A team of researchers from Tel Aviv University, The Hebrew University and the University of California has used ancient jar handles to chart the strength of the Earth’s magnetic field over a 600-year period. In their paper published in Proceedings of the National Academy of Sciences, the team describes how they were able to accurately date the jar handles, which allowed for measuring the geomagnetic field over time.
The geomagnetic field shields life on Earth from a constant stream of cosmic radiation. In this new effort, the researchers sought to learn more about the intensity of the field over time using ancient evidence and to apply this information to understanding how it might behave in the future.
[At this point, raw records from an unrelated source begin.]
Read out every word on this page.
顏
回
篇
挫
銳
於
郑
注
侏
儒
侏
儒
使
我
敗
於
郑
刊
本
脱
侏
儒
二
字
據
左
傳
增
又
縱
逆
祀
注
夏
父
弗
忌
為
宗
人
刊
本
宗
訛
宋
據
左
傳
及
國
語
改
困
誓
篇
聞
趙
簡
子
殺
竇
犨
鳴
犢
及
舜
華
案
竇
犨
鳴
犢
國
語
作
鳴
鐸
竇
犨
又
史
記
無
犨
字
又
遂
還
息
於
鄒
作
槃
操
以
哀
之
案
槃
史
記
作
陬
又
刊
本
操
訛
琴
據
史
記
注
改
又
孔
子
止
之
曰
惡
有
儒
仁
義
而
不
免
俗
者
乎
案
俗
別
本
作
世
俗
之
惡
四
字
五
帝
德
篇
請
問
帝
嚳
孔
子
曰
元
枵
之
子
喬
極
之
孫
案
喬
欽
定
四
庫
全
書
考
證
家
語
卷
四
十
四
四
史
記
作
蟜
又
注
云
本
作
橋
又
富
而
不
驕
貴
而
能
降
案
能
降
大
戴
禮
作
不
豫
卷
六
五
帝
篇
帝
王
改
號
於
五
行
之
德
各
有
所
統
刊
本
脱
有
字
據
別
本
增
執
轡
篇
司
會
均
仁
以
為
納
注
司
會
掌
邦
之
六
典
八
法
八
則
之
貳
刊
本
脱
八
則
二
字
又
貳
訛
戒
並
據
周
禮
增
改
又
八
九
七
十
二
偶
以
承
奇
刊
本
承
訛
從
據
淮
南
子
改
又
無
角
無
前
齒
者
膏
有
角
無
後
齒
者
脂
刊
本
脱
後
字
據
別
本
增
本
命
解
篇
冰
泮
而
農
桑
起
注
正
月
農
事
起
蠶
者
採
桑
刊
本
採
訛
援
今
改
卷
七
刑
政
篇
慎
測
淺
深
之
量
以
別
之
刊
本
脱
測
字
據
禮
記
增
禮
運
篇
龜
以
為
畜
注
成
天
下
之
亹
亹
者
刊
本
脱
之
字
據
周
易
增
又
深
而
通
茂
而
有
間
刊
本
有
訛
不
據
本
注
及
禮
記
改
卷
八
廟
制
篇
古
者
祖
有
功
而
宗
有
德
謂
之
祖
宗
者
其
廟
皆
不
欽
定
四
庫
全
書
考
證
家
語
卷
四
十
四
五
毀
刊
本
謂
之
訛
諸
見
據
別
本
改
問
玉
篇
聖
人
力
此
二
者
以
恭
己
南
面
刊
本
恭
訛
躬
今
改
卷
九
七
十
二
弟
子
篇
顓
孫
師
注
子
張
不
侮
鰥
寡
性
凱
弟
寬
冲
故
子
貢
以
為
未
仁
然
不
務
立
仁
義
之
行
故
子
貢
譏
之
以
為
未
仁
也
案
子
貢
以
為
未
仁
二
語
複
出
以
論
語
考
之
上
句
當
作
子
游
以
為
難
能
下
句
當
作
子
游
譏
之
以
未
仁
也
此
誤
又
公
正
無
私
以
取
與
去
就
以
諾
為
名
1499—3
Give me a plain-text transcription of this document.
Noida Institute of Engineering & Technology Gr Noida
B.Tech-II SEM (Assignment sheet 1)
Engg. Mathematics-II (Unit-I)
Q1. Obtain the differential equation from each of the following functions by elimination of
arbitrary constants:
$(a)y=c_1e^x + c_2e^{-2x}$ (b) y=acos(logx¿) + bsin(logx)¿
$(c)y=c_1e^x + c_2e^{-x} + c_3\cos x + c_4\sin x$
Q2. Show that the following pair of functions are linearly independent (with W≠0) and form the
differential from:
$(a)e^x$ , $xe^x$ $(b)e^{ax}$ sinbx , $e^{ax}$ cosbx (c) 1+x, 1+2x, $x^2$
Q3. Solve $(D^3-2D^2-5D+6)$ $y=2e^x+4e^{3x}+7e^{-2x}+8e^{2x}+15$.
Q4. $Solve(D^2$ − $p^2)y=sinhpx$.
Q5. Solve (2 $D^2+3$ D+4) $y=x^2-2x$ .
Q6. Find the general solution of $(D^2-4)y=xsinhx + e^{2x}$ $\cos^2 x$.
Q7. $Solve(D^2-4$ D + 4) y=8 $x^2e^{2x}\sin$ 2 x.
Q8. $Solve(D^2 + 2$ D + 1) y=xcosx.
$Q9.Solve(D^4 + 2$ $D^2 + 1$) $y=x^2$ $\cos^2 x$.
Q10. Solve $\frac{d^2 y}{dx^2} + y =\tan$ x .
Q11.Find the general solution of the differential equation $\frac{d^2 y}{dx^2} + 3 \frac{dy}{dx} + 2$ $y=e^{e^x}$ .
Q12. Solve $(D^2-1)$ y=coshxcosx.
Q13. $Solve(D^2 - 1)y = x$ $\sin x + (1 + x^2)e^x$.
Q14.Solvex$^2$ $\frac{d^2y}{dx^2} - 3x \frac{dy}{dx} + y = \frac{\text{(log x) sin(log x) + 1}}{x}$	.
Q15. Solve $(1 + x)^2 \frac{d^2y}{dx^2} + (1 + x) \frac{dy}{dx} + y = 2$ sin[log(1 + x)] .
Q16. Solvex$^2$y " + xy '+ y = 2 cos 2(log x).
As the team explains, iron oxide particles embedded in clay used to make jars can be used as a measuring device because they become fixed in alignment while the clay is still soft due to the geomagnetic field – once the jar undergoes firing, the particles remain frozen in place. In addition, ancient jar makers stamped and inscribed the handles for tax purposes, leaving clear clues about when they were made.
Thus, to create a single measurement, the researchers would date a given jar handle using historical texts, then examine the iron oxide particles to get a reading regarding magnetic strength. By repeating this process for jar handles created between the 6th and 2nd centuries BCE, the team was able to create a magnetic field strength timeline.
The researchers report that the jar handles revealed a gradual reduction in field strength over the course of the six centuries under study, and that there were also spikes and drops in field strength during some time periods. They found, for example, that field strength spiked at the end of the 8th century BEC, and then sagged again afterwards, losing approximately 27 percent of its strength.
These fluctuations, the team suggests, indicate that we do not need to be worried about the weakening field that has been observed over the past 180 years-they believe it represents normal fluctuations. The new data may also help planet scientists better understand the nature of the geomagnetic field and to answer some questions, such as why fluctuations and changes in direction occur.